The mileage tests on those sales stickers have start stops to show “urban cycles”, so the companies cheat by start-stopping the engines. Then sticking us with the stupidity.
In no engineering world does it make sense to do that to engines, but, the companies simply don’t care.
Then you have the dumbest in humanity adding to engine destruction by blasting the engine at start-up. As a car guy, I cringe when I hear that. One of my in-law does that and I tried to explain the damage he is doing to the engine….he dismisses it, his explanation is the harder you rev it, the faster it warms up, therefore less wear. Vroom-vroom voodoo idiocy.
Engines need oil pressure and volume for the bearing surfaces. The problem with cold starts is that the oil is so viscous, that even though the pressure is sky high, it does not flow fast enough through the oil passages, thus starving the bearing surfaces. That is why some have gone to synthetic and 0 weight. The lower the weight, the faster the oil flows in cold weather.
Remember the days of 20w40 summers and 10w30 summer oil? Gone. With synthetics, they resist shearing off far better and they don’t break down as quickly in higher summer temperatures so now we have 0W20 or 0W30 all year round.
How long one warms up the engine depends. In a modern car, in summer, on a flat driveway, through suburban roads, slow acceleration for a few minutes, ten seconds are enough. As long as there is no high rpms needed to overcome some obstacle or merge into speeding traffic. As the temperature drops, the need to warming up increases. If there are obstacles, like going through snow, uphill driveway, need to merge into fast moving traffic, then the time keeps rising and rising.

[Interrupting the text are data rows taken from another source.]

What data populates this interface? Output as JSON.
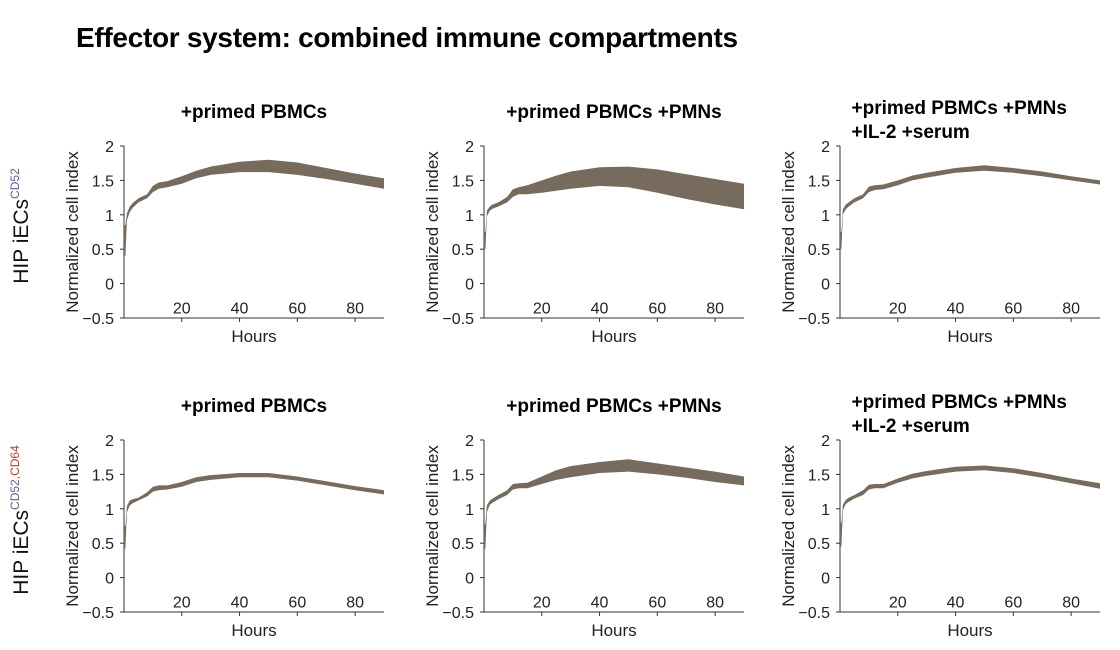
{
  "figure": {
    "title": "Effector system: combined immune compartments"
  },
  "rows": [
    {
      "label_main": "HIP iECs",
      "label_sup_1": "CD52",
      "label_sup_sep": "",
      "label_sup_2": ""
    },
    {
      "label_main": "HIP iECs",
      "label_sup_1": "CD52",
      "label_sup_sep": ",",
      "label_sup_2": "CD64"
    }
  ],
  "colors": {
    "band": "#766b5d",
    "cd52": "#5a5f8f",
    "cd64": "#c0392b"
  },
  "chart_data": [
    {
      "type": "area",
      "row": 0,
      "col": 0,
      "title_lines": [
        "+primed PBMCs"
      ],
      "xlabel": "Hours",
      "ylabel": "Normalized cell index",
      "xlim": [
        0,
        90
      ],
      "ylim": [
        -0.5,
        2
      ],
      "xticks": [
        20,
        40,
        60,
        80
      ],
      "yticks": [
        -0.5,
        0,
        0.5,
        1,
        1.5,
        2
      ],
      "x": [
        0,
        0.5,
        1,
        2,
        3,
        5,
        8,
        10,
        12,
        15,
        20,
        25,
        30,
        40,
        50,
        60,
        70,
        80,
        90
      ],
      "lower": [
        0.4,
        0.4,
        0.92,
        1.04,
        1.1,
        1.18,
        1.24,
        1.33,
        1.38,
        1.4,
        1.45,
        1.53,
        1.58,
        1.62,
        1.62,
        1.58,
        1.52,
        1.45,
        1.38
      ],
      "upper": [
        0.85,
        0.85,
        1.02,
        1.12,
        1.17,
        1.24,
        1.3,
        1.42,
        1.47,
        1.49,
        1.56,
        1.64,
        1.7,
        1.77,
        1.8,
        1.76,
        1.68,
        1.6,
        1.53
      ]
    },
    {
      "type": "area",
      "row": 0,
      "col": 1,
      "title_lines": [
        "+primed PBMCs +PMNs"
      ],
      "xlabel": "Hours",
      "ylabel": "Normalized cell index",
      "xlim": [
        0,
        90
      ],
      "ylim": [
        -0.5,
        2
      ],
      "xticks": [
        20,
        40,
        60,
        80
      ],
      "yticks": [
        -0.5,
        0,
        0.5,
        1,
        1.5,
        2
      ],
      "x": [
        0,
        0.5,
        1,
        2,
        3,
        5,
        8,
        10,
        12,
        15,
        20,
        25,
        30,
        40,
        50,
        60,
        70,
        80,
        90
      ],
      "lower": [
        0.5,
        0.5,
        0.98,
        1.06,
        1.09,
        1.12,
        1.18,
        1.26,
        1.3,
        1.3,
        1.32,
        1.35,
        1.38,
        1.42,
        1.4,
        1.32,
        1.23,
        1.15,
        1.08
      ],
      "upper": [
        0.75,
        0.75,
        1.06,
        1.12,
        1.15,
        1.18,
        1.26,
        1.37,
        1.4,
        1.43,
        1.5,
        1.57,
        1.63,
        1.69,
        1.7,
        1.66,
        1.59,
        1.52,
        1.45
      ]
    },
    {
      "type": "area",
      "row": 0,
      "col": 2,
      "title_lines": [
        "+primed PBMCs +PMNs",
        "+IL-2 +serum"
      ],
      "xlabel": "Hours",
      "ylabel": "Normalized cell index",
      "xlim": [
        0,
        90
      ],
      "ylim": [
        -0.5,
        2
      ],
      "xticks": [
        20,
        40,
        60,
        80
      ],
      "yticks": [
        -0.5,
        0,
        0.5,
        1,
        1.5,
        2
      ],
      "x": [
        0,
        0.5,
        1,
        2,
        3,
        5,
        8,
        10,
        12,
        15,
        20,
        25,
        30,
        40,
        50,
        60,
        70,
        80,
        90
      ],
      "lower": [
        0.5,
        0.5,
        1.0,
        1.08,
        1.12,
        1.18,
        1.24,
        1.33,
        1.36,
        1.37,
        1.43,
        1.5,
        1.54,
        1.61,
        1.64,
        1.61,
        1.56,
        1.5,
        1.44
      ],
      "upper": [
        0.75,
        0.75,
        1.08,
        1.15,
        1.18,
        1.24,
        1.3,
        1.41,
        1.43,
        1.44,
        1.5,
        1.57,
        1.61,
        1.68,
        1.72,
        1.68,
        1.63,
        1.56,
        1.5
      ]
    },
    {
      "type": "area",
      "row": 1,
      "col": 0,
      "title_lines": [
        "+primed PBMCs"
      ],
      "xlabel": "Hours",
      "ylabel": "Normalized cell index",
      "xlim": [
        0,
        90
      ],
      "ylim": [
        -0.5,
        2
      ],
      "xticks": [
        20,
        40,
        60,
        80
      ],
      "yticks": [
        -0.5,
        0,
        0.5,
        1,
        1.5,
        2
      ],
      "x": [
        0,
        0.5,
        1,
        2,
        3,
        5,
        8,
        10,
        12,
        15,
        20,
        25,
        30,
        40,
        50,
        60,
        70,
        80,
        90
      ],
      "lower": [
        0.42,
        0.42,
        0.95,
        1.05,
        1.08,
        1.12,
        1.18,
        1.25,
        1.27,
        1.28,
        1.32,
        1.39,
        1.42,
        1.46,
        1.46,
        1.41,
        1.34,
        1.27,
        1.21
      ],
      "upper": [
        0.75,
        0.75,
        1.04,
        1.12,
        1.14,
        1.16,
        1.24,
        1.32,
        1.34,
        1.34,
        1.39,
        1.46,
        1.49,
        1.52,
        1.52,
        1.47,
        1.4,
        1.33,
        1.27
      ]
    },
    {
      "type": "area",
      "row": 1,
      "col": 1,
      "title_lines": [
        "+primed PBMCs +PMNs"
      ],
      "xlabel": "Hours",
      "ylabel": "Normalized cell index",
      "xlim": [
        0,
        90
      ],
      "ylim": [
        -0.5,
        2
      ],
      "xticks": [
        20,
        40,
        60,
        80
      ],
      "yticks": [
        -0.5,
        0,
        0.5,
        1,
        1.5,
        2
      ],
      "x": [
        0,
        0.5,
        1,
        2,
        3,
        5,
        8,
        10,
        12,
        15,
        20,
        25,
        30,
        40,
        50,
        60,
        70,
        80,
        90
      ],
      "lower": [
        0.42,
        0.42,
        0.95,
        1.06,
        1.09,
        1.14,
        1.2,
        1.28,
        1.3,
        1.3,
        1.36,
        1.42,
        1.46,
        1.52,
        1.54,
        1.5,
        1.45,
        1.39,
        1.34
      ],
      "upper": [
        0.78,
        0.78,
        1.05,
        1.12,
        1.15,
        1.2,
        1.27,
        1.36,
        1.37,
        1.38,
        1.47,
        1.56,
        1.62,
        1.68,
        1.72,
        1.66,
        1.6,
        1.54,
        1.47
      ]
    },
    {
      "type": "area",
      "row": 1,
      "col": 2,
      "title_lines": [
        "+primed PBMCs +PMNs",
        "+IL-2 +serum"
      ],
      "xlabel": "Hours",
      "ylabel": "Normalized cell index",
      "xlim": [
        0,
        90
      ],
      "ylim": [
        -0.5,
        2
      ],
      "xticks": [
        20,
        40,
        60,
        80
      ],
      "yticks": [
        -0.5,
        0,
        0.5,
        1,
        1.5,
        2
      ],
      "x": [
        0,
        0.5,
        1,
        2,
        3,
        5,
        8,
        10,
        12,
        15,
        20,
        25,
        30,
        40,
        50,
        60,
        70,
        80,
        90
      ],
      "lower": [
        0.45,
        0.45,
        0.98,
        1.07,
        1.1,
        1.15,
        1.2,
        1.28,
        1.3,
        1.3,
        1.38,
        1.44,
        1.48,
        1.54,
        1.56,
        1.52,
        1.45,
        1.37,
        1.29
      ],
      "upper": [
        0.8,
        0.8,
        1.06,
        1.13,
        1.16,
        1.2,
        1.27,
        1.35,
        1.36,
        1.36,
        1.44,
        1.51,
        1.55,
        1.61,
        1.63,
        1.59,
        1.52,
        1.44,
        1.37
      ]
    }
  ]
}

I can see 5-6 minutes for 0.F merging into moving city traffic. Worse case for the car engine/drivetrain is to jump into highway speeds. Consider an engine block heater and votive candles to the Car Gods. At minus 20 Minnesota winter…a good bon fire. Lol
In my area, at O.F, unless there is snow on the ground, one is idling out and practicaly idling/puttering through multiple blocks of slow suburban stop-go before encountering moderate speed main roads. Ideal, low stress start-up driving. A minute is enough.
How long one takes is a calculated decision that separates a good driver from an appliance jockey.